In 1998 HKTI agreed to relinquish the exclusivity of the international licence for gateway facilities and voice services. This was followed by four changes:

  • the introduction of international simple resale (ISR) from January 1999, which opens all traffic, including voice, to services competition
  • the licensing of competing international gateway facilities, using submarine cable or satellite
  • the rebalancing of local tariffs to remove the subsidy from international to domestic, a step made necessary by the prospect of much lower IDD charges and revenues in the future. Residential line rentals increased from HK$69 to HK$90 per month in 1999, and may be raised to HK$110 per month
  • a change in the method of payment for universal service.

Prior to 1993 interconnection between HKTI and HKTC was arranged on a revenue-sharing basis, a split of 40:60 for short haul traffic (under 100 miles) and 60:40 for long haul traffic.

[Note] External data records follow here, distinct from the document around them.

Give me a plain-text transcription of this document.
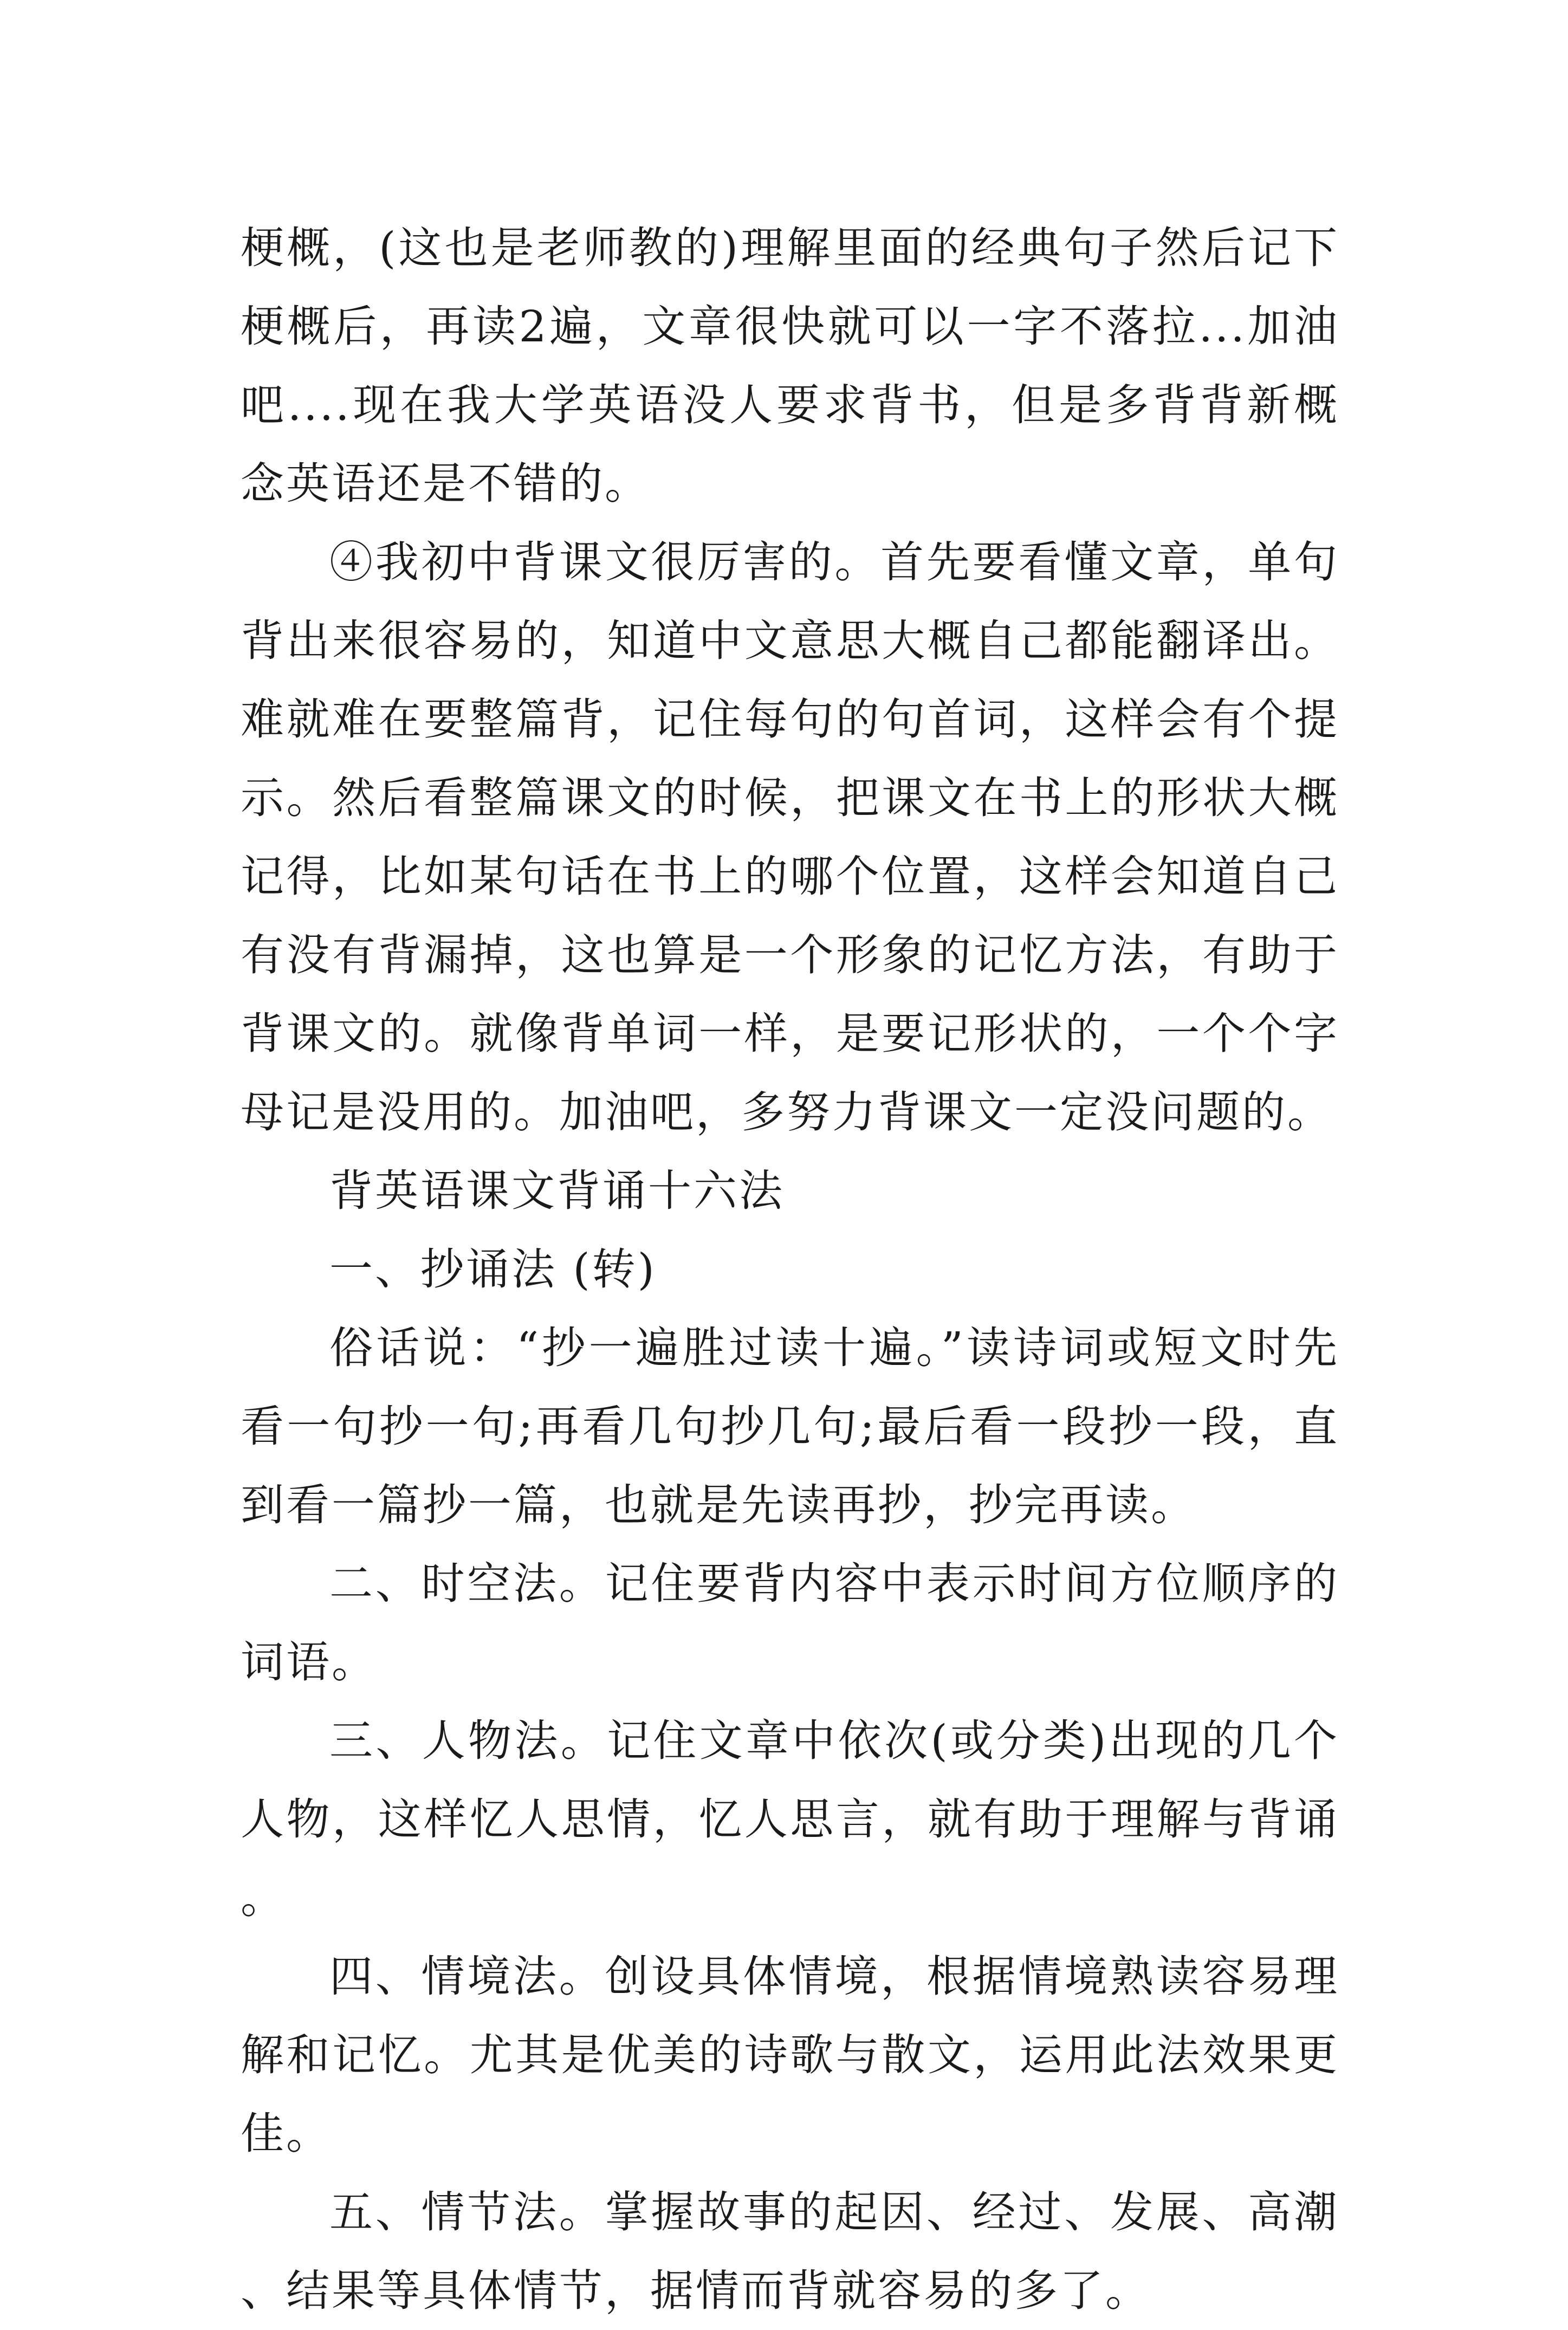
梗概，(这也是老师教的)理解里面的经典句子然后记下梗概后，再读2遍，文章很快就可以一字不落拉...加油吧....现在我大学英语没人要求背书，但是多背背新概念英语还是不错的。

④我初中背课文很厉害的。首先要看懂文章，单句背出来很容易的，知道中文意思大概自己都能翻译出。难就难在要整篇背，记住每句的句首词，这样会有个提示。然后看整篇课文的时候，把课文在书上的形状大概记得，比如某句话在书上的哪个位置，这样会知道自己有没有背漏掉，这也算是一个形象的记忆方法，有助于背课文的。就像背单词一样，是要记形状的，一个个字母记是没用的。加油吧，多努力背课文一定没问题的。

背英语课文背诵十六法

一、抄诵法 (转)

俗话说：“抄一遍胜过读十遍。”读诗词或短文时先看一句抄一句;再看几句抄几句;最后看一段抄一段，直到看一篇抄一篇，也就是先读再抄，抄完再读。

二、时空法。记住要背内容中表示时间方位顺序的词语。

三、人物法。记住文章中依次(或分类)出现的几个人物，这样忆人思情，忆人思言，就有助于理解与背诵。

四、情境法。创设具体情境，根据情境熟读容易理解和记忆。尤其是优美的诗歌与散文，运用此法效果更佳。

五、情节法。掌握故事的起因、经过、发展、高潮、结果等具体情节，据情而背就容易的多了。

Revenue from this source funded HKTC’s universal service obligation.

From 1993, when it was decided to introduce competition in the PSTN market, the TA proposed a delivery fee mechanism under which HKTI would pay a delivery fee to local carriers for the origination and termination of international calls minus an access deficit charge (ADC) which was paid directly to the dominant carrier, HKTC, for the universal service obligation.

In July 1996 the basis of the universal service contribution (USC) — as the ADC was now renamed — shifted, according to the TA, away from the principle of compensating HKTC for deficits in providing access to uneconomic areas to the "net costs of serving uneconomic customers.” (See Universal Service Arrangements: the Regulatory Framework – TA Statement 14 January 1998, ).

Uneconomic customers are those for whom the total cost of providing basic PSTN services are greater than the total revenues coming from the provision of the service.

One reason for uneconomic customers is that local PSTN tariffs are below cost, so tariff rebalancing will substantially reduce the USC over time. Another reason is that some customers live in remote areas, but as Hong Kong continues to urbanize these areas the proportion of uneconomic customers will decline. Also, a customer who is uneconomic one-year may become an economic customer the next year as their usage patterns change.

Provision of the basic PSTN service opens the door to revenues from other, value-added, services, although in an open and fully interconnected network the VAS who benefits from this may not be an associated company of the PSTN provider. This is a reason for the PNETS charge in Hong Kong.

The following operators are required to pay the USC in proportion to the total international traffic that passes through their networks.

  • PSTN carriers
  • Mobile operators
  • Virtual private network (VPN) operators
  • International simple resale (ISR) operators

Under the delivery fee system the USC was collected by having the exclusive IGF operator, HKTI, deduct it from the delivery fees due to the PSTN carriers and mobile operators.

In the case of VPNs and ISRs measuring their proportion of international traffic is not always easy. The volume of traffic passing through their systems is not directly measurable from their revenues because their tariffs will vary over time, and sometimes usage charges are replaced with monthly flat fees.

The TA has therefore estimated a conversion ratio between a 64 Kbps international private leased circuit (IPLC) and traffic minutes. In 1996-97 this was around 7,400 call minutes per month.

VPN operators are included in the USC because they access their customers on dedicated circuits which are laid alongside the PSTN and in that sense they are dependent on the local access network.

ISR operators are included because their networks are accessed through the local switched network and they compete for the customers of the carriers.

On the other hand, the TA ‘to promote Internet access among the general public’ exempts ISPs. (Universal Service Arrangements: the Regulatory Framework – TA Statement 14 January 1998.